New book tells intimate stories from the war in Syria

The World
A rebel fighter sleeps with his weapon in a trench near Hama in central Syria, March 5th 2016.

It's called "The Morning They Came For Us" — a new book coming out in May 2016 in the US tells the stories of several individual Syrians caught up by their country’s civil war.  

Stories not only of fighting, but of torture, rape and survival.

The stories were reported and written by journalist Janine di Giovanni. Di Giovanni is currently Middle East editor for Newsweek, but she has been covering the war in Syria since the spring of 2012, when the war was just a year old.

She remembers back then how easy it was to get into Damascus. “It had this odd ambience,” she says, “of people waiting for war to begin. But at the same time … they don’t leave. Or they try to hang on to the last possible minute.”

That makes Di Giovanni wonder about herself. “What would I do?” she asks. “Would I take my passport? Would I take my son? Would I get out at the first moment, or would you stay, because it's your home, and you just don't believe that your neighbors and towns and villages would turn on each other like this.”

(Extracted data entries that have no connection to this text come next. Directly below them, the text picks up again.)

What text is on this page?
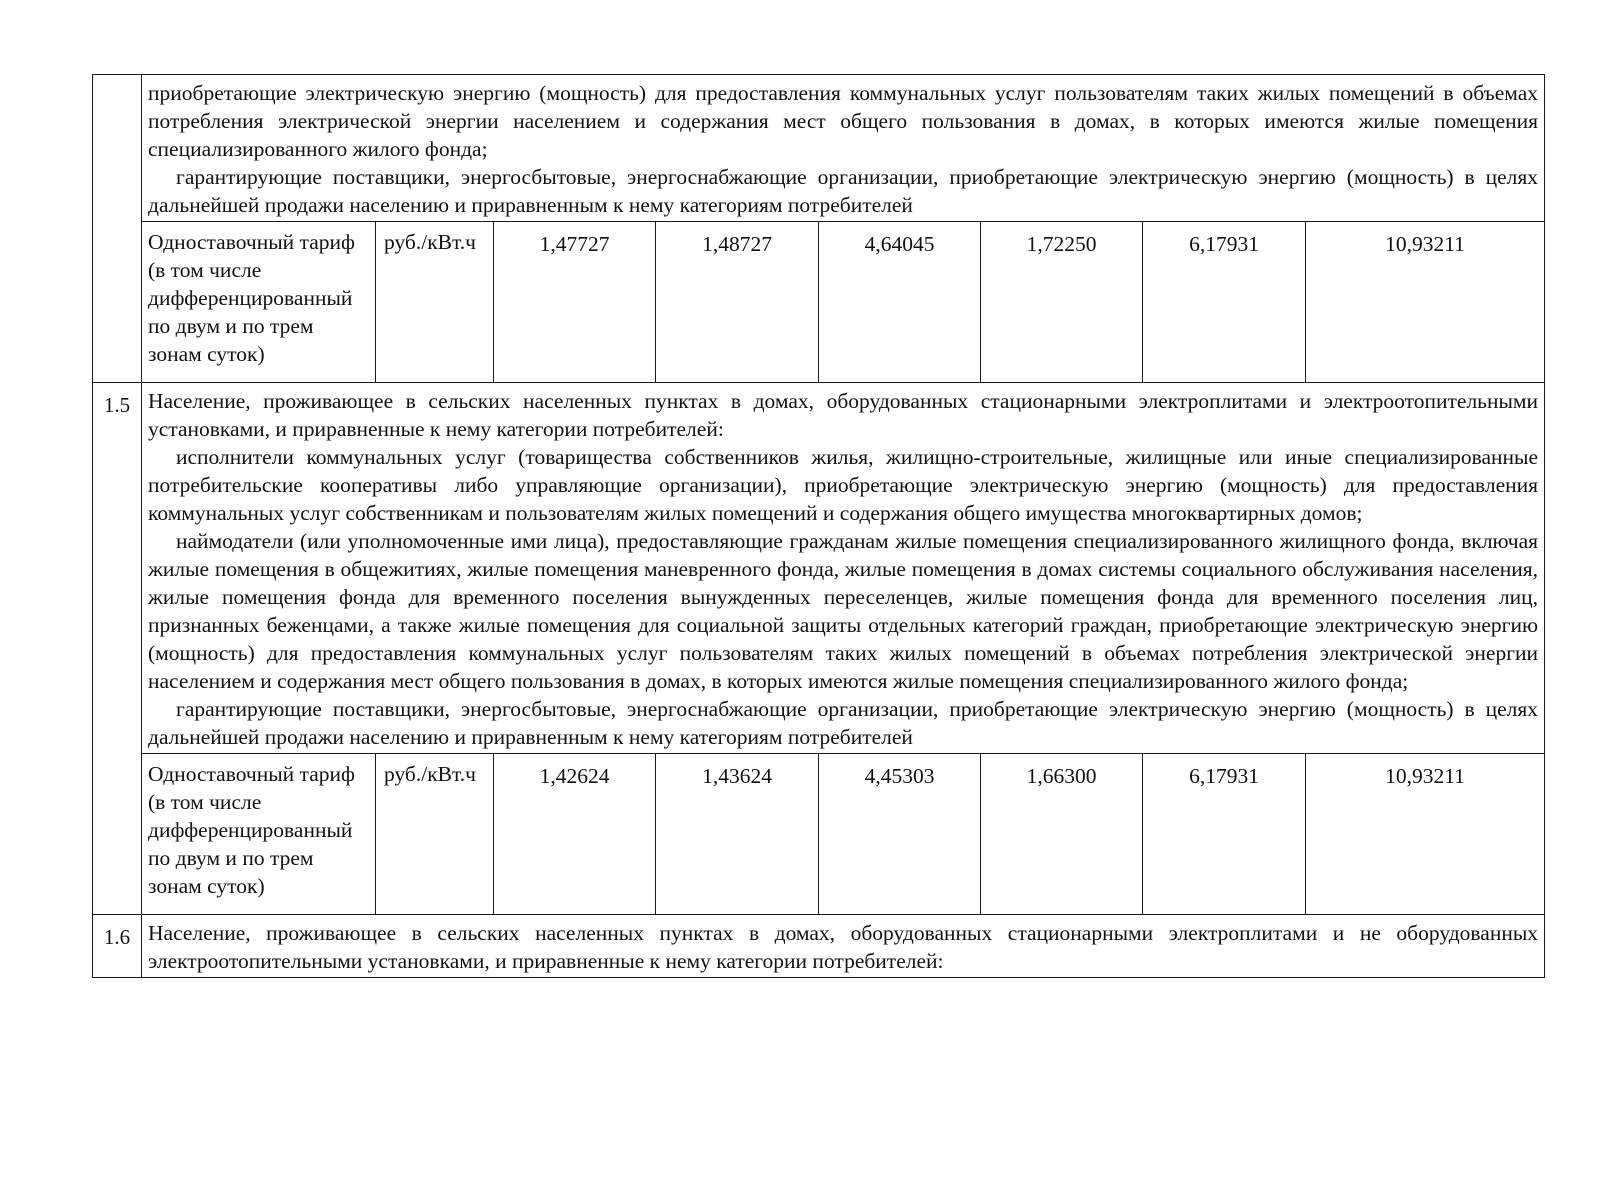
	приобретающие электрическую энергию (мощность) для предоставления коммунальных услуг пользователям таких жилых помещений в объемах потребления электрической энергии населением и содержания мест общего пользования в домах, в которых имеются жилые помещения специализированного жилого фонда;

гарантирующие поставщики, энергосбытовые, энергоснабжающие организации, приобретающие электрическую энергию (мощность) в целях дальнейшей продажи населению и приравненным к нему категориям потребителей							

	Одноставочный тариф
(в том числе
дифференцированный
по двум и по трем
зонам суток)	руб./кВт.ч	1,47727	1,48727	4,64045	1,72250	6,17931	10,93211
1.5	Население, проживающее в сельских населенных пунктах в домах, оборудованных стационарными электроплитами и электроотопительными установками, и приравненные к нему категории потребителей:

исполнители коммунальных услуг (товарищества собственников жилья, жилищно-строительные, жилищные или иные специализированные потребительские кооперативы либо управляющие организации), приобретающие электрическую энергию (мощность) для предоставления коммунальных услуг собственникам и пользователям жилых помещений и содержания общего имущества многоквартирных домов;

наймодатели (или уполномоченные ими лица), предоставляющие гражданам жилые помещения специализированного жилищного фонда, включая жилые помещения в общежитиях, жилые помещения маневренного фонда, жилые помещения в домах системы социального обслуживания населения, жилые помещения фонда для временного поселения вынужденных переселенцев, жилые помещения фонда для временного поселения лиц, признанных беженцами, а также жилые помещения для социальной защиты отдельных категорий граждан, приобретающие электрическую энергию (мощность) для предоставления коммунальных услуг пользователям таких жилых помещений в объемах потребления электрической энергии населением и содержания мест общего пользования в домах, в которых имеются жилые помещения специализированного жилого фонда;

гарантирующие поставщики, энергосбытовые, энергоснабжающие организации, приобретающие электрическую энергию (мощность) в целях дальнейшей продажи населению и приравненным к нему категориям потребителей							

	Одноставочный тариф
(в том числе
дифференцированный
по двум и по трем
зонам суток)	руб./кВт.ч	1,42624	1,43624	4,45303	1,66300	6,17931	10,93211
1.6	Население, проживающее в сельских населенных пунктах в домах, оборудованных стационарными электроплитами и не оборудованных электроотопительными установками, и приравненные к нему категории потребителей:							
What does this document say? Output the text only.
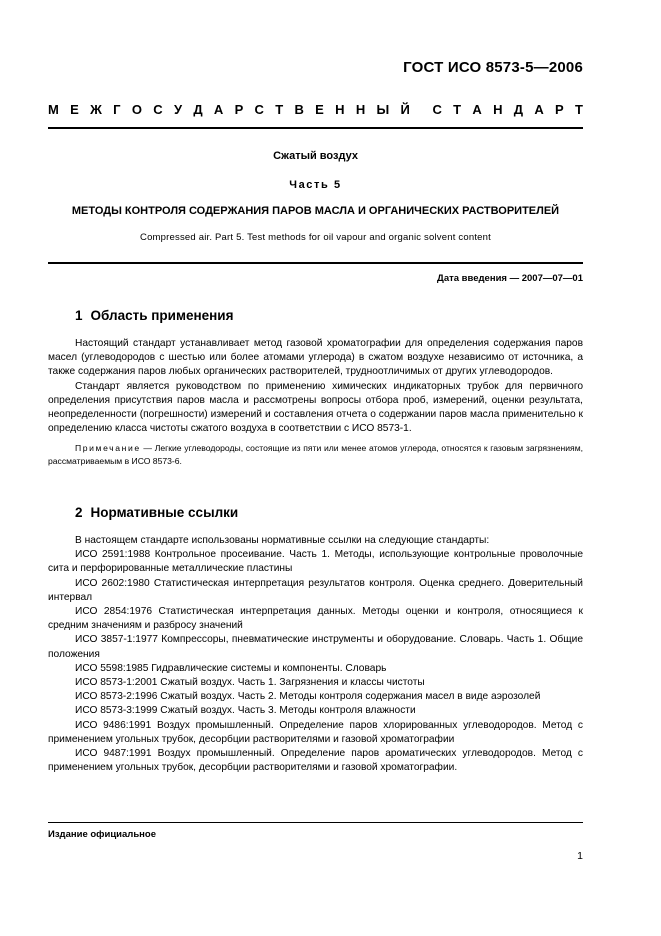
ГОСТ ИСО 8573-5—2006
М Е Ж Г О С У Д А Р С Т В Е Н Н Ы Й С Т А Н Д А Р Т
Сжатый воздух
Часть 5
МЕТОДЫ КОНТРОЛЯ СОДЕРЖАНИЯ ПАРОВ МАСЛА И ОРГАНИЧЕСКИХ РАСТВОРИТЕЛЕЙ
Compressed air. Part 5. Test methods for oil vapour and organic solvent content
Дата введения — 2007—07—01
1 Область применения

Настоящий стандарт устанавливает метод газовой хроматографии для определения содержания паров масел (углеводородов с шестью или более атомами углерода) в сжатом воздухе независимо от источника, а также содержания паров любых органических растворителей, трудноотличимых от других углеводородов.

Стандарт является руководством по применению химических индикаторных трубок для первичного определения присутствия паров масла и рассмотрены вопросы отбора проб, измерений, оценки результата, неопределенности (погрешности) измерений и составления отчета о содержании паров масла применительно к определению класса чистоты сжатого воздуха в соответствии с ИСО 8573-1.

Примечание — Легкие углеводороды, состоящие из пяти или менее атомов углерода, относятся к газовым загрязнениям, рассматриваемым в ИСО 8573-6.

2 Нормативные ссылки

В настоящем стандарте использованы нормативные ссылки на следующие стандарты:

ИСО 2591:1988 Контрольное просеивание. Часть 1. Методы, использующие контрольные проволочные сита и перфорированные металлические пластины

ИСО 2602:1980 Статистическая интерпретация результатов контроля. Оценка среднего. Доверительный интервал

ИСО 2854:1976 Статистическая интерпретация данных. Методы оценки и контроля, относящиеся к средним значениям и разбросу значений

ИСО 3857-1:1977 Компрессоры, пневматические инструменты и оборудование. Словарь. Часть 1. Общие положения

ИСО 5598:1985 Гидравлические системы и компоненты. Словарь

ИСО 8573-1:2001 Сжатый воздух. Часть 1. Загрязнения и классы чистоты

ИСО 8573-2:1996 Сжатый воздух. Часть 2. Методы контроля содержания масел в виде аэрозолей

ИСО 8573-3:1999 Сжатый воздух. Часть 3. Методы контроля влажности

ИСО 9486:1991 Воздух промышленный. Определение паров хлорированных углеводородов. Метод с применением угольных трубок, десорбции растворителями и газовой хроматографии

ИСО 9487:1991 Воздух промышленный. Определение паров ароматических углеводородов. Метод с применением угольных трубок, десорбции растворителями и газовой хроматографии.

Издание официальное
1
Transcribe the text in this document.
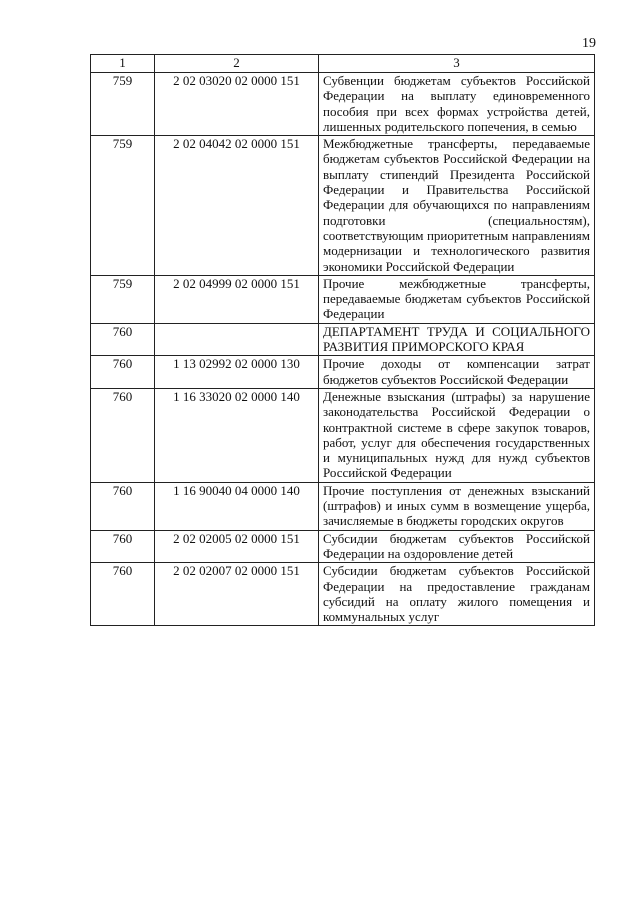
19
1	2	3
759	2 02 03020 02 0000 151	Субвенции бюджетам субъектов Российской Федерации на выплату единовременного пособия при всех формах устройства детей, лишенных родительского попечения, в семью
759	2 02 04042 02 0000 151	Межбюджетные трансферты, передаваемые бюджетам субъектов Российской Федерации на выплату стипендий Президента Российской Федерации и Правительства Российской Федерации для обучающихся по направлениям подготовки (специальностям), соответствующим приоритетным направлениям модернизации и технологического развития экономики Российской Федерации
759	2 02 04999 02 0000 151	Прочие межбюджетные трансферты, передаваемые бюджетам субъектов Российской Федерации
760		ДЕПАРТАМЕНТ ТРУДА И СОЦИАЛЬНОГО РАЗВИТИЯ ПРИМОРСКОГО КРАЯ
760	1 13 02992 02 0000 130	Прочие доходы от компенсации затрат бюджетов субъектов Российской Федерации
760	1 16 33020 02 0000 140	Денежные взыскания (штрафы) за нарушение законодательства Российской Федерации о контрактной системе в сфере закупок товаров, работ, услуг для обеспечения государственных и муниципальных нужд для нужд субъектов Российской Федерации
760	1 16 90040 04 0000 140	Прочие поступления от денежных взысканий (штрафов) и иных сумм в возмещение ущерба, зачисляемые в бюджеты городских округов
760	2 02 02005 02 0000 151	Субсидии бюджетам субъектов Российской Федерации на оздоровление детей
760	2 02 02007 02 0000 151	Субсидии бюджетам субъектов Российской Федерации на предоставление гражданам субсидий на оплату жилого помещения и коммунальных услуг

Di Giovanni went to great lengths to validate the stories. She spent a great deal of time with a man who says he endured horrific torture. She heard him repeat his story many times and saw his scars. She went to two doctors to see if such suffering was possible, and whether it could have been inflicted intentionally. The doctors disagreed.  

The author brings more than 20 years experience of working in warzones to her work. Those years include some spent out of the journalism business, working with the United Nations refugee agency. “Sometimes you just feel so helpless as a journalist,” she says.